İlk derece mahkemesince yapılan yargılamada; davacının maluliyet oranına ilişkin olarak ERÜ Tıp Fakültesi Adli Tıp Anabilim Dalı Başkanlığından rapor alınmış, bu raporda davacının 3 ay süreyle mutat iş ve gücünden kaldığı 1 ay süreyle bakıcı ihtiyacının tıbben uygun olduğu, tüm vücut fonksiyon kaybı oranının ve /veya özür oranının %23 olduğu belirtilmiş, Adli Tıp Kurumu Ankara Adli Tıp Grup Başkanlığı Trafik İhtisas Dairesinden alınan kusura ilişkin raporda da davalı sürücü …’nın %100 oranında kusurlu olduğu, davacı yaya …’in kusursuz olduğu belirlenmiş, bu raporun Kayseri 12. Asliye Ceza Mahkemesinin 2020/77 Esas ve 2020/267 Karar sayılı dosyasında yine Adli Tıp Kurumu Trafik İhtisas Dairesinden alınan kusur raporu ile uyumlu olduğu tespit edilmiştir. (Bu raporda sanık …’nın asli kusurlu , müşteki sanık yaya …’in alt düzeyde tali kusurlu olduğu belirtilmiştir.) Yine ilk derece mahkemesince kusur raporuna itiraz üzerine İTÜ Trafik Kürsüsünden alınan raporda davacı yaya …’in %60, sürücü …’nın %40 oranında kusurlu olduğu belirtilmiş ise de; Dairemizce yapılan incelemede, gerek ceza yargılama dosyasında alınan raporun ve gerekse ilk derece mahkemesince Adli Tıp Kurumu Trafik İhtisas Dairesinden alınan raporun birbiri ile uyumlu olması nedeniyle İTÜ Trafik Kürsüsünden alınan rapora itibar edilmemiştir. Davada maddi zararların davalı sigorta şirketi tarafından karşılanmış olması nedeniyle ilk derece mahkemesince maddi tazminat davasının feragat nedeniyle reddine karar verilmiş olması ve istinaf incelemesinin sadece davalı sürücü …’nın istinaf talebi üzerine manevi tazminat yönünden yapıldığı dikkate alındığında, ilk derece mahkemesince yapılan yargılama sonucu toplanan delillere ve tespit edilen tarafların ekonomik ve sosyal durumlarına göre kusur oranları ve davacının kaza nedeniyle görmüş olduğu tedavi ve yaralanma derecesi ve maluliyet oranı dikkate alındığında manevi tazminat talebinin kabulüne karar verilmesinde herhangi bir isabetsizlik olmadığı sonucuna varılmıştır. Bu nedenlerle ilk derece mahkemesince yapılan yargılama sonucu verilen kararın usul ve yasaya uygun olduğu görülmekle dairemizce istinaf kanun yoluna başvuran davalı … vekili tarafından ileri sürülen istinaf sebepleri yerinde görülmeyerek 6100 sayılı HMK’nın 353/1-b/1 maddesi gereğince başvurunun esastan reddine karar vermek gerekmiş aşağıdaki şekilde hüküm kurulmuştur.
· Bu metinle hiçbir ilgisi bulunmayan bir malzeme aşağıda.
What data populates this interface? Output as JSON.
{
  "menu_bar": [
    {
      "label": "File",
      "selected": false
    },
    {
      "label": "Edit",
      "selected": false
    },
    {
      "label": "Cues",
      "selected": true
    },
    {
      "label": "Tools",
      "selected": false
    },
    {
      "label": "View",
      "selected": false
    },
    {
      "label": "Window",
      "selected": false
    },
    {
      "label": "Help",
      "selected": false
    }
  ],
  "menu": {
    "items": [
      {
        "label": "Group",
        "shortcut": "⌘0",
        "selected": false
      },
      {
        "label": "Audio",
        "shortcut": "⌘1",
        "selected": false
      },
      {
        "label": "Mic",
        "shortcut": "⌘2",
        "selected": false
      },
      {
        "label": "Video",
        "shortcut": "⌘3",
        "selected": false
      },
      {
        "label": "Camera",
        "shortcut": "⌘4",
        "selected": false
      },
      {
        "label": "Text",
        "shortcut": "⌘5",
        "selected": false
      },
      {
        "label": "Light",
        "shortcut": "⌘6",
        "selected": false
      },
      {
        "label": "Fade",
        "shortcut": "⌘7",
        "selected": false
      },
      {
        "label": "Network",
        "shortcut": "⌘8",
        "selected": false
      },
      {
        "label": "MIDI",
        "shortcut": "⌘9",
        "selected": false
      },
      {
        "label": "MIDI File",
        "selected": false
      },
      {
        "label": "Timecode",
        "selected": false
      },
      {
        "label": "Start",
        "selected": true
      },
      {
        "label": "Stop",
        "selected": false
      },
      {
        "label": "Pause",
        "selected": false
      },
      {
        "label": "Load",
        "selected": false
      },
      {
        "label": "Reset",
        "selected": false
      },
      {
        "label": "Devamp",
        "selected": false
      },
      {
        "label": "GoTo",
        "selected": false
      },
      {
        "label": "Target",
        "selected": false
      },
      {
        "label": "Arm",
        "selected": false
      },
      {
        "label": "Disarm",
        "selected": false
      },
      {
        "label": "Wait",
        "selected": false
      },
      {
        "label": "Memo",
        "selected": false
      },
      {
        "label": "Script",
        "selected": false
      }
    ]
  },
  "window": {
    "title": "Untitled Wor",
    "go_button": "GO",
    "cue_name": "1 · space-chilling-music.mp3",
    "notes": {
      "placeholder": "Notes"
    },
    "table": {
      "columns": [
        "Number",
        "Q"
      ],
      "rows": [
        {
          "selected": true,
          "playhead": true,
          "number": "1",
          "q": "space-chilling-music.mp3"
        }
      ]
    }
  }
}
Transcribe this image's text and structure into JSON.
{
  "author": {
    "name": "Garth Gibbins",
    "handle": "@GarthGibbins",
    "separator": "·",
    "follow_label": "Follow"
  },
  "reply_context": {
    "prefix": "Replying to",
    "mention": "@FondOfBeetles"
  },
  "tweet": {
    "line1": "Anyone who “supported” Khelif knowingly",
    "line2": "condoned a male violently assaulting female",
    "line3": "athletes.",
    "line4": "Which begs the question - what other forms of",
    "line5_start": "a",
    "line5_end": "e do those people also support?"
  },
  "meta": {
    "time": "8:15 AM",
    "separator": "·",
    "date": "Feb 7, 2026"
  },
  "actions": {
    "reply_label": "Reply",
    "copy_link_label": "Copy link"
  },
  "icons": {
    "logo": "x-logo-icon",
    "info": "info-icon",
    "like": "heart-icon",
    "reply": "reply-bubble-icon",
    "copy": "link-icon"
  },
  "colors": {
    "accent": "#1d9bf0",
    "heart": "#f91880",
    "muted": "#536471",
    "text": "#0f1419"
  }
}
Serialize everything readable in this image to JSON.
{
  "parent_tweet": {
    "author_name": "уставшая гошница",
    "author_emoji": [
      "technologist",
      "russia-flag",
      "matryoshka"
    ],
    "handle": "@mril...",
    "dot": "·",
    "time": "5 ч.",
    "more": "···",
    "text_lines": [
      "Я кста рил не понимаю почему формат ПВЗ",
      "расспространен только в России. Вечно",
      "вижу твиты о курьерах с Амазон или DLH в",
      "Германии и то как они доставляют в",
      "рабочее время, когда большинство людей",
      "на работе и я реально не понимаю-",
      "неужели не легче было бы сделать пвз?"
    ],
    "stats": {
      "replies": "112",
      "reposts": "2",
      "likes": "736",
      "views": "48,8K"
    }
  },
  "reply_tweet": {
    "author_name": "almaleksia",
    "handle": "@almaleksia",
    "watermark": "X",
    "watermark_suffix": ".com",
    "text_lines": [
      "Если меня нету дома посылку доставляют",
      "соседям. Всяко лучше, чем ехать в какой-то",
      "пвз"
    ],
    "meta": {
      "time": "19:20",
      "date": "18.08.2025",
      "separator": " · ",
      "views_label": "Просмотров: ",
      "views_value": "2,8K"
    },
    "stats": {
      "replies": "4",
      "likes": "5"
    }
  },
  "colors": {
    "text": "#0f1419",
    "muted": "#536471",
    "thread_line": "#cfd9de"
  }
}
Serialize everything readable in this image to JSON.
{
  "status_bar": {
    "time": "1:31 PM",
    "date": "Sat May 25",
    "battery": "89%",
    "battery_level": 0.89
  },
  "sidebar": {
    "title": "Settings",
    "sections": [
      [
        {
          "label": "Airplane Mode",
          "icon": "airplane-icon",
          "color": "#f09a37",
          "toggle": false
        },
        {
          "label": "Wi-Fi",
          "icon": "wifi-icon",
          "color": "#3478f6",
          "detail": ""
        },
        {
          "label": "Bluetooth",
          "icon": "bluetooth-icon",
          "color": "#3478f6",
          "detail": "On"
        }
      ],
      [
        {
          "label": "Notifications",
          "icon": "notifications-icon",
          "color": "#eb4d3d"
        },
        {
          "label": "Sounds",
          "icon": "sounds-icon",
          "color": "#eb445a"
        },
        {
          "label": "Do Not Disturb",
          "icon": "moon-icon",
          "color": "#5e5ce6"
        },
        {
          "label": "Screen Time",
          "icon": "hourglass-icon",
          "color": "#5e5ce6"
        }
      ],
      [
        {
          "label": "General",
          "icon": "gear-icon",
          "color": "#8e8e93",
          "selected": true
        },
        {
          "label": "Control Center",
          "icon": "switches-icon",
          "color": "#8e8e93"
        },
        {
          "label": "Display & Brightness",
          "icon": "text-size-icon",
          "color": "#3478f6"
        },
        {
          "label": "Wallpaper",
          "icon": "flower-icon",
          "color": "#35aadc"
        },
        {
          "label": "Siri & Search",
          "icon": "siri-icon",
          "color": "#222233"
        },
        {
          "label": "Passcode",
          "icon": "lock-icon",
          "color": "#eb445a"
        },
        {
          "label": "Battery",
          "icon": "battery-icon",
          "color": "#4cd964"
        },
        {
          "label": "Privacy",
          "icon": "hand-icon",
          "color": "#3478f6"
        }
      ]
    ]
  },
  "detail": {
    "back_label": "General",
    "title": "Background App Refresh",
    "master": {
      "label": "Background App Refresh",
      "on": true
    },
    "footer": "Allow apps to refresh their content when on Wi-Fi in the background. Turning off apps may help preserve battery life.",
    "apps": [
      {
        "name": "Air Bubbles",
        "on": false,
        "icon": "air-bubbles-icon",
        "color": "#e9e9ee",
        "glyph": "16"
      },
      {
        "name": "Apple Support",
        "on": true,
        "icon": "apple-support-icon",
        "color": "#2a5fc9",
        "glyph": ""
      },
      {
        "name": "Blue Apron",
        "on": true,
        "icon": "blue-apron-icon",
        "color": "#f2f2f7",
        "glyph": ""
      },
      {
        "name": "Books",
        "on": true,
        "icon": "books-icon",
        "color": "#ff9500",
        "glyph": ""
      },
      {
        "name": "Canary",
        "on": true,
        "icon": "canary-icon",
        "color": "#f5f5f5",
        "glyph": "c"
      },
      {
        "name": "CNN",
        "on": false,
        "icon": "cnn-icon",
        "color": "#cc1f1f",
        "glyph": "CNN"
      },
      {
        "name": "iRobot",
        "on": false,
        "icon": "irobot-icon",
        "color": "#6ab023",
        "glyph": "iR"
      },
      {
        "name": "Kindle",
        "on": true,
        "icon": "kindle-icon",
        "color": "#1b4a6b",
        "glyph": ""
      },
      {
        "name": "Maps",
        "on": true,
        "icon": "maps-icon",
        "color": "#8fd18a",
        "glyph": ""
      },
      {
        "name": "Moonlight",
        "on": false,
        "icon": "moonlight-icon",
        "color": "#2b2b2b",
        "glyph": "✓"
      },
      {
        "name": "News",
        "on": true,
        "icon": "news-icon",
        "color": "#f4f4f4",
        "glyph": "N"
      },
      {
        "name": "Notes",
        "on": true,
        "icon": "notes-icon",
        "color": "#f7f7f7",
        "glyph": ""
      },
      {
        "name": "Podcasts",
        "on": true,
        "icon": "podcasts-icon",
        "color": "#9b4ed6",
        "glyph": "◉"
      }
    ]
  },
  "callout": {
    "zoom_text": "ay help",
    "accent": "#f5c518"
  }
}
H Ü K Ü M : (Gerekçesi yukarıda açıklandığı üzere)
1-Davalı …’nın istinaf başvurusunun 6100 sayılı HMK’nın 353/1-b/1 maddesi gereğince ESASTAN REDDİNE,
2-İstinaf başvurusu nedeniyle alınması gereken 2.049,30 TL nispi istinaf karar ve ilam harcından başvuru sırasında peşin alınan 512,33 TL harcın mahsubu ile eksik kalan 1.536,97 TL istinaf karar ve ilam harcının istinaf eden davalıdan alınarak Hazineye irat kaydına,
3- İstinaf incelemesi sırasında duruşma açılmadığından istinaf vekalet ücreti takdirine yer olmadığına,
4- Davalı tarafça yapılan istinaf yargılama giderlerinin bu davalı üzerinde bırakılmasına,
5- İstinaf yargılaması bakımından davalı tarafça yatırılan gider avansının kullanılmayan kısmının HMK’nun 333. maddesi, Yönetmeliğin 207/1. maddesi ve HMK Gider Avansı Tarifesi’nin 5. maddesi hükümleri uyarınca yatırana İADESİNE,
6- Kararın kesin olması nedeniyle taraflara tebliği ve gider avansı iadesi işlemlerinin 6100 sayılı HMK md. 302/5 ve 359/3 uyarınca ilk derece mahkemesince yerine getirilmesine,
Dair; tarafların yokluğunda, Hukuk Muhakemeleri Kanunu md. 353/1-b-1 uyarınca dosya üzerinden yapılan inceleme sonucunda, 6100 sayılı HMK’nın 362/1-a maddesi uyarınca Yargıtay’da temyiz yolu kapalı (kesin) olmak üzere oybirliği ile karar verildi.